発酵とは、目に見えない微生物(酵母・乳酸菌・麹菌など)や、それらが作る酵素によって、食べ物の成分が変化し、人にとって有益(おいしい/保存しやすい/栄養が利用しやすい等)な状態になる現象です。
発酵は「条件づくりの技術」でもあります。塩・温度・酸素(空気)・水分などの環境を調整し、望ましい微生物が優位に働ける状態を作ることで、腐敗(ふはい)や食中毒のリスクを下げつつ、風味を狙って作り込みます。10% I am では、「微生物(カビ・酵母・細菌)や酵素の働きで食品成分が変化し、人にとって有用な食品(発酵食品)として成立すること」と捉えています。
*麹がタンパク質を分解する様子
同じ“微生物による変化”でも、人にとって有害・不快(毒性、悪臭、食中毒リスクが高い等)になったものは一般に腐敗と呼び、「結果が人にとって有益かどうか」で、発酵か腐敗に選別されます。

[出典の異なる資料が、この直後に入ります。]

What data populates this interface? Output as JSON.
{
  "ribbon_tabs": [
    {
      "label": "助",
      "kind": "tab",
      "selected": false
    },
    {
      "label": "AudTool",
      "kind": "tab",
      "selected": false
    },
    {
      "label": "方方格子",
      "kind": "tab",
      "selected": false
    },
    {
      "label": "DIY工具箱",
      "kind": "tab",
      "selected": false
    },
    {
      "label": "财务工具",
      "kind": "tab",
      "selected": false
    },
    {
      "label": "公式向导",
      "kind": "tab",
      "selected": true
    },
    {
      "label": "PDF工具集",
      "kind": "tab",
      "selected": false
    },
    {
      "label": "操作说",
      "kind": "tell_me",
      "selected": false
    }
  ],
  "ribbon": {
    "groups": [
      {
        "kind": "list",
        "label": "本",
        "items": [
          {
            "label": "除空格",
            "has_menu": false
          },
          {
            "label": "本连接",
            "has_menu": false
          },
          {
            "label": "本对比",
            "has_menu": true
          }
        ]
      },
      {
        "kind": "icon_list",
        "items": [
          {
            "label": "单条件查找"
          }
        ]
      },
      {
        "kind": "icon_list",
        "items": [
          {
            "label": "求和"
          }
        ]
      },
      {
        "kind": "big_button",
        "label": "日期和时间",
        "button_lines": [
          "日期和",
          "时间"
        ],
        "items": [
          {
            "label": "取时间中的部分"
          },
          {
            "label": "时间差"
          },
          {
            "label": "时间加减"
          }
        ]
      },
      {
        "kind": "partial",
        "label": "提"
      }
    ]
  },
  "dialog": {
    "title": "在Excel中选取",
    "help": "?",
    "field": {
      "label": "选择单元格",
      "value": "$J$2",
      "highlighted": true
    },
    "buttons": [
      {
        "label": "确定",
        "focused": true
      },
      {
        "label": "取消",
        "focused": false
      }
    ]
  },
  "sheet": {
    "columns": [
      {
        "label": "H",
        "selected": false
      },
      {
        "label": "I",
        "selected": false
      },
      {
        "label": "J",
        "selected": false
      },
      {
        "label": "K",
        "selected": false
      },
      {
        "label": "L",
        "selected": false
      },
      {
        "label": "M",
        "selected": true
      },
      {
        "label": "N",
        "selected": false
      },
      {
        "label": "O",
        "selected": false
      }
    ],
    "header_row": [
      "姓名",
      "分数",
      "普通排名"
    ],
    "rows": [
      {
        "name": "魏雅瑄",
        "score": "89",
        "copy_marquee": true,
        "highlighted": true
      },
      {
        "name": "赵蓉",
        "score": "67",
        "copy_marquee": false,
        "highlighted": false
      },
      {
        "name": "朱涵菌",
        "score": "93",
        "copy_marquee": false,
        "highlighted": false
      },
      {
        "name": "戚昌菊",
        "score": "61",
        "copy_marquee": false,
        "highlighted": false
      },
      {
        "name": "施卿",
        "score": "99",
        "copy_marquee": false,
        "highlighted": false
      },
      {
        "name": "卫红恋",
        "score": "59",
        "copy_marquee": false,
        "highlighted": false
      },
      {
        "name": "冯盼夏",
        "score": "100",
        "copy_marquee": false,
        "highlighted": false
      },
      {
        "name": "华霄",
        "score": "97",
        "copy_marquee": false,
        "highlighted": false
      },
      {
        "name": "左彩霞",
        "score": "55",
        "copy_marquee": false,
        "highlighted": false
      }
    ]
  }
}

生物学(狭い定義)としての発酵は「酸素が足りない条件で、酵母などが糖を分解し、エタノールや乳酸などを作りながらエネルギーを得る代謝」として説明されるそうです。
*麹を培養する様子
麹は、麹菌(Aspergillus oryzae とされるカビ)を蒸した米に繁殖させ、でんぷんやたんぱく質を分解する酵素を作らせたものです。ここで作られる酵素(アミラーゼ、プロテアーゼ等)が、糖やうま味の“材料”を増やします。
重要なのは、麹菌が「自分で全部を食べ尽くす」よりも先に、大量の酵素で、後続の乳酸菌や酵母にも“使える材料(糖・アミノ酸など)”を増やす点です。この特徴が味噌・醤油・日本酒など日本特有の発酵文化の礎となっています。10% I am では塩麹を多くの商品に活用しています。
酵母は糖を利用し、酸素が不足するとエタノールと二酸化炭素が生じること(アルコール発酵)でエネルギーを得ます。パンでは二酸化炭素が生地を膨らませ、酒ではエタノールそのものがお酒のもとになります。日本酒、ワイン、パンは酵母による発酵が必要です。
乳酸菌は糖から乳酸を作り、酸性にすることで風味(酸味)を作り、同時に多くの雑菌が増えにくい環境を作ります。ぬか床では乳酸菌が中心的に関わり、塩に強く酸素に弱い菌が多いことも特徴です。乳製品では、ヨーグルトのスターターとして(ブルガリア菌+サーモフィルス菌など)を加え、一定温度で発酵させて酸度やpHを狙い通りにします。乳酸菌を利用した発酵食品はヨーグルトの他、チーズやキムチ、糠漬け、滋賀県では鮒寿し、へしこ(鯖の糠漬け)なども乳酸発酵を活用した発酵食品として広く食されています。
納豆は、蒸した大豆に納豆菌を付け、温度・湿度を管理しながら発酵→冷却・熟成させる食品です。発酵中にたんぱく質が分解され、独特の粘りや香り、うま味が形成されます。納豆菌の繁殖力は強く、お酒を作る酒蔵では、納豆菌の持ち込みは厳しく制限されています。
酢酸菌は、エタノールを酸素のある条件で酸化し、酢酸(お酢の酸味の本体)を作ります。日本古来からのお酢づくりは「静置発酵」とされ、最初に米と麹で酒を作る工程を経て、酢酸菌を入れてから長期間熟成させます。その間に香、旨み、コクが生成されます。一方、量販店で販売されている安価なお酢は「速醸法」で製造されるものが多く、アルコールに酢酸菌を加えてから強制的に空気を送り込んで、数日〜数週間で製造します。
また、お酢の料理への活用の仕方も世界中で異なる使われ方をしています。10% I amでは、国産のお酢以外にも、韓国のフルーツ系の多彩なお酢をドレッシング類に活用しています。